Two hours later, we’d made our sixth lap of Rihour Square. After our third lap, we went inside a bookstore for an hour or so, wandering around, making guesses at what the book titles meant for everything we saw. The majority of novels in the store all looked the same. That is to say, the binding was virtually identical. White covers, black text on the front showing the title and the author, and a red, yellow, and orange stripe in the upper right-hand corner.
After a half hour inside the place, we started being tailed by workers in that special way that translated to, “We know you aren’t going to buy anything, thus, you must be trying to steal.”
Shortly afterwards, we left the store and made a couple of laps around the square.
“Fuck it,” I said. “Beer’s on me. We’re going to a cafe.”
“What?”
“I can’t take this anymore. We’re walking around this square like it’s going to change if we do it enough times. It’s a boatload of bullshit, and we’re going to go into that cafe right there—” I pointed to the cafe across the square, opposite the fountain on which we had sat for ten minutes before being sprayed with water, the yellow-and-white cafe, as opposed to the red-and-blue cafe next door, “—and we are going to drink the shit out of some beers before getting back on the Metro and going back to Pascale’s.”
“I don’t think I want to drink beer brewed with shit.”
“Fuck you,” I concluded before stalking off to the cafe.
I don’t do well in restaurants. It doesn’t matter if the aisles between tables are huge or miniscule, I will probably knock into someone enjoying their beer or food. I talk loudly about subjects no sane man would discuss in public.
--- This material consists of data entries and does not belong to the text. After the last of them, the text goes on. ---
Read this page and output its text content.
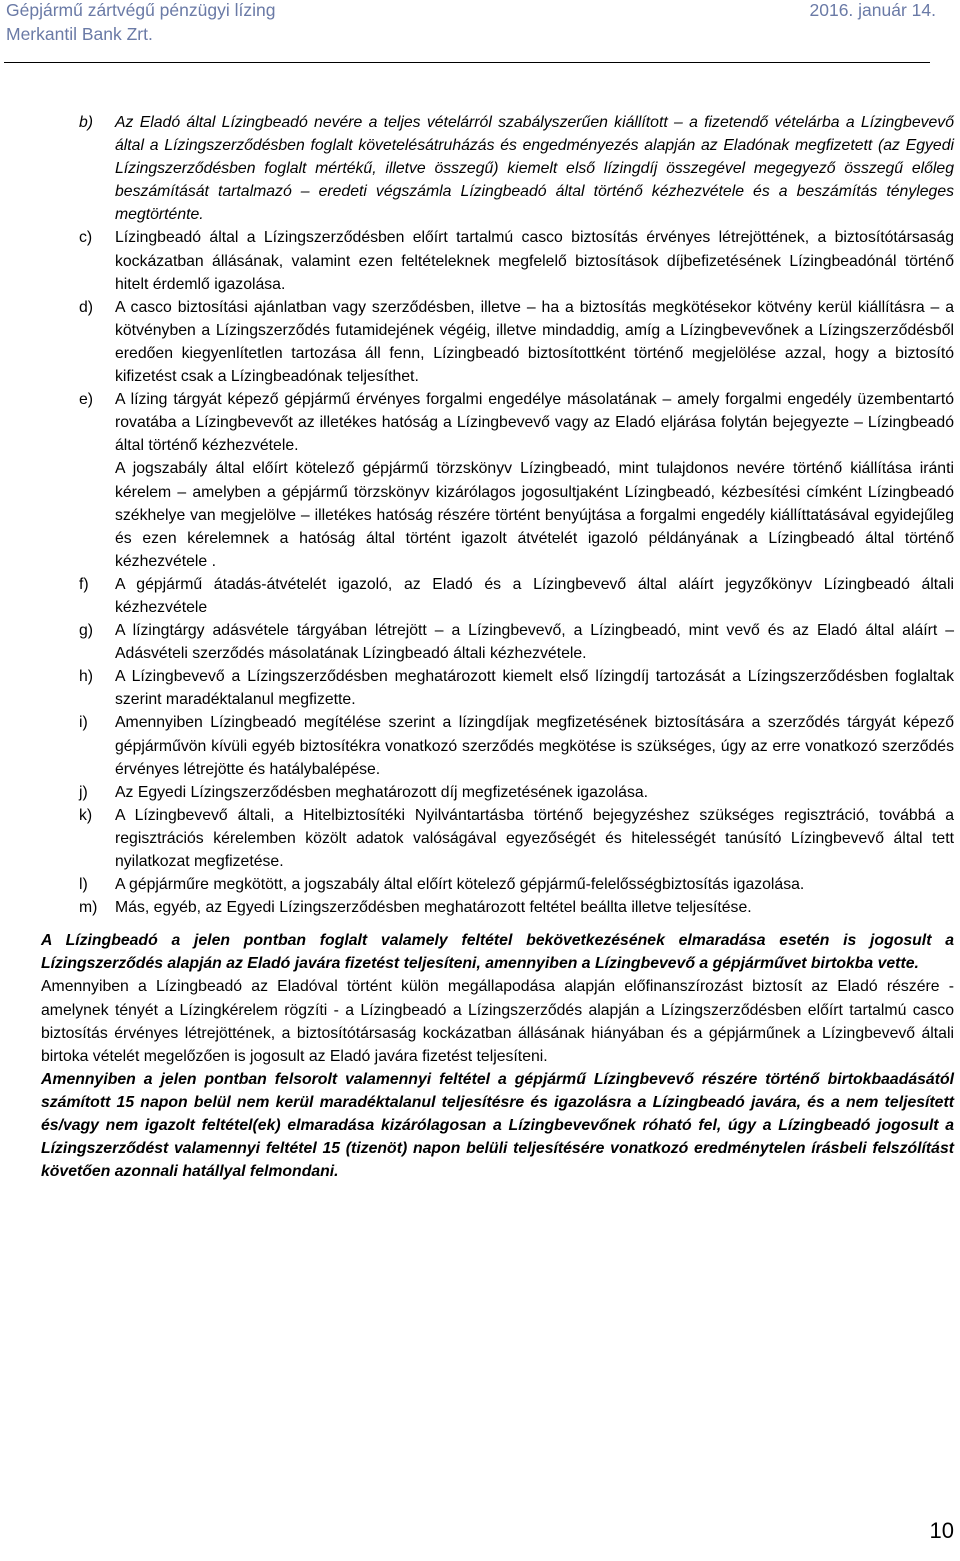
Gépjármű zártvégű pénzügyi lízing	2016. január 14.
Merkantil Bank Zrt.
b) Az Eladó által Lízingbeadó nevére a teljes vételárról szabályszerűen kiállított – a fizetendő vételárba a Lízingbevevő által a Lízingszerződésben foglalt követelésátruházás és engedményezés alapján az Eladónak megfizetett (az Egyedi Lízingszerződésben foglalt mértékű, illetve összegű) kiemelt első lízingdíj összegével megegyező összegű előleg beszámítását tartalmazó – eredeti végszámla Lízingbeadó által történő kézhezvétele és a beszámítás tényleges megtörténte.
c) Lízingbeadó által a Lízingszerződésben előírt tartalmú casco biztosítás érvényes létrejöttének, a biztosítótársaság kockázatban állásának, valamint ezen feltételeknek megfelelő biztosítások díjbefizetésének Lízingbeadónál történő hitelt érdemlő igazolása.
d) A casco biztosítási ajánlatban vagy szerződésben, illetve – ha a biztosítás megkötésekor kötvény kerül kiállításra – a kötvényben a Lízingszerződés futamidejének végéig, illetve mindaddig, amíg a Lízingbevevőnek a Lízingszerződésből eredően kiegyenlítetlen tartozása áll fenn, Lízingbeadó biztosítottként történő megjelölése azzal, hogy a biztosító kifizetést csak a Lízingbeadónak teljesíthet.
e) A lízing tárgyát képező gépjármű érvényes forgalmi engedélye másolatának – amely forgalmi engedély üzembentartó rovatába a Lízingbevevőt az illetékes hatóság a Lízingbevevő vagy az Eladó eljárása folytán bejegyezte – Lízingbeadó által történő kézhezvétele.
A jogszabály által előírt kötelező gépjármű törzskönyv Lízingbeadó, mint tulajdonos nevére történő kiállítása iránti kérelem – amelyben a gépjármű törzskönyv kizárólagos jogosultjaként Lízingbeadó, kézbesítési címként Lízingbeadó székhelye van megjelölve – illetékes hatóság részére történt benyújtása a forgalmi engedély kiállíttatásával egyidejűleg és ezen kérelemnek a hatóság által történt igazolt átvételét igazoló példányának a Lízingbeadó által történő kézhezvétele .
f) A gépjármű átadás-átvételét igazoló, az Eladó és a Lízingbevevő által aláírt jegyzőkönyv Lízingbeadó általi kézhezvétele
g) A lízingtárgy adásvétele tárgyában létrejött – a Lízingbevevő, a Lízingbeadó, mint vevő és az Eladó által aláírt – Adásvételi szerződés másolatának Lízingbeadó általi kézhezvétele.
h) A Lízingbevevő a Lízingszerződésben meghatározott kiemelt első lízingdíj tartozását a Lízingszerződésben foglaltak szerint maradéktalanul megfizette.
i) Amennyiben Lízingbeadó megítélése szerint a lízingdíjak megfizetésének biztosítására a szerződés tárgyát képező gépjárművön kívüli egyéb biztosítékra vonatkozó szerződés megkötése is szükséges, úgy az erre vonatkozó szerződés érvényes létrejötte és hatálybalépése.
j) Az Egyedi Lízingszerződésben meghatározott díj megfizetésének igazolása.
k) A Lízingbevevő általi, a Hitelbiztosítéki Nyilvántartásba történő bejegyzéshez szükséges regisztráció, továbbá a regisztrációs kérelemben közölt adatok valóságával egyezőségét és hitelességét tanúsító Lízingbevevő által tett nyilatkozat megfizetése.
l) A gépjárműre megkötött, a jogszabály által előírt kötelező gépjármű-felelősségbiztosítás igazolása.
m) Más, egyéb, az Egyedi Lízingszerződésben meghatározott feltétel beállta illetve teljesítése.
A Lízingbeadó a jelen pontban foglalt valamely feltétel bekövetkezésének elmaradása esetén is jogosult a Lízingszerződés alapján az Eladó javára fizetést teljesíteni, amennyiben a Lízingbevevő a gépjárművet birtokba vette.
Amennyiben a Lízingbeadó az Eladóval történt külön megállapodása alapján előfinanszírozást biztosít az Eladó részére - amelynek tényét a Lízingkérelem rögzíti - a Lízingbeadó a Lízingszerződés alapján a Lízingszerződésben előírt tartalmú casco biztosítás érvényes létrejöttének, a biztosítótársaság kockázatban állásának hiányában és a gépjárműnek a Lízingbevevő általi birtoka vételét megelőzően is jogosult az Eladó javára fizetést teljesíteni.
Amennyiben a jelen pontban felsorolt valamennyi feltétel a gépjármű Lízingbevevő részére történő birtokbaadásától számított 15 napon belül nem kerül maradéktalanul teljesítésre és igazolásra a Lízingbeadó javára, és a nem teljesített és/vagy nem igazolt feltétel(ek) elmaradása kizárólagosan a Lízingbevevőnek róható fel, úgy a Lízingbeadó jogosult a Lízingszerződést valamennyi feltétel 15 (tizenöt) napon belüli teljesítésére vonatkozó eredménytelen írásbeli felszólítást követően azonnali hatállyal felmondani.
10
I make self-depricating jokes about Jews with such frequency that a person observing from the outside would think I was a raving anti-Semite.
We walked into the yellow-and-white cafe to see that it was even smaller than I could’ve imagined. There were no seats in the middle of the cafe—everything was against the walls. The tables were tiny, the seats were tiny, and the coffee was tiny. But we weren’t at that cafe for coffee—we were there for beer. And thankfully, the beer was not tiny.
I have no idea what the beer was called, only that it was a semi-local lager sort of thing with a picture of an abbey on the front. Maybe it was called Abbaye, but maybe not. Anyway, it was good, and I recommend it to whomever is in the area.
We spent the hour or so in the cafe in by and large silence. We’d hit the point where conversational topics had been exhausted. I could have asked The Student how things were going with Rebecca, but, at the same time, I wasn’t interested enough to spend God knows how long talking about someone’s relationship. See, I go through waves of caring. There will be three-month-long periods where I’m about as bad as Diogenes of Sinope, followed by periods where I consider myself something along the lines of Cyrano de Bergerac, and then the remaining time spent dashing back and forth between them and generally confusing myself. The point is, with all of that going through my mind on a generally day-to-day basis, I had no inclination to hear about the troubles of others.
Eventually, Pascale called The Student to say that she was back at the apartment, so we drank up, paid, and left.
We arrived back at the apartment without incident, ate, talked about the ways we tried to waste time, and crashed.